ADHD is a neurodevelopmental disorder; that is to say, its symptoms, behaviours or traits are the result of a person’s brain not developing properly during the key stages of development before they were born or as a very young child. This differs from mental illness, which refers to patterns of behaviour where a person experiences a ‘state of mind’ that is different from their ‘normal self’. In the former, there is no “normal” to compare to making treatment more difficult.
Causes of neurodevelopmental disorders include:
- Trauma at birth
- Infectious Disease
- Immune disorders
- Nutritional factors
- Physical Trauma
It is quite possible that along with ADHD a person may experience symptoms of other neurodevelopmental disorders such as autism, Asperger’s, Tourette’s syndrome, dyslexia, and dyspraxia. (33% of ADHD patients have combined diagnoses).
While it is common for Neurodevelopmental Disorders to occur with co morbid mental illness (ex. ADHD + bipolar), due to poor awareness it is also common for those neurodevelopmental disorders to be misdiagnosed as mental illness.

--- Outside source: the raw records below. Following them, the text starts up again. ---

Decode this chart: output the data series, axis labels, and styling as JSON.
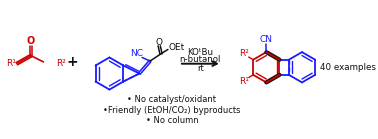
{
  "bg_color": "#ffffff",
  "red": "#cc0000",
  "blue": "#1a1aff",
  "black": "#111111",
  "bullet_texts": [
    "• No catalyst/oxidant",
    "•Friendly (EtOH/CO₂) byproducts",
    "• No column"
  ],
  "reaction_conditions": [
    "KOᵗBu",
    "n-butanol",
    "rt"
  ],
  "examples_text": "40 examples",
  "figsize": [
    3.78,
    1.39
  ],
  "dpi": 100
}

Neurodiversity is a term that refers to the natural differences between people and was coined in the late 1990’s by Australian sociologist Judy Singer. It can be compared to terms such as race, culture, class and gender and is useful to describe people with varying characteristics and behaviours of neurodevelopmental disorders alongside the “neurotypical” majority in a non-prejudiced way.
As an ADHD person, learning about other conditions can help you learn more about person’s Neurodivergence and move their focus from their disabilities towards their different abilities.
As a rule of thumb, up to 10% of the population are Neurodivergent. The other 90% are Neurotypical.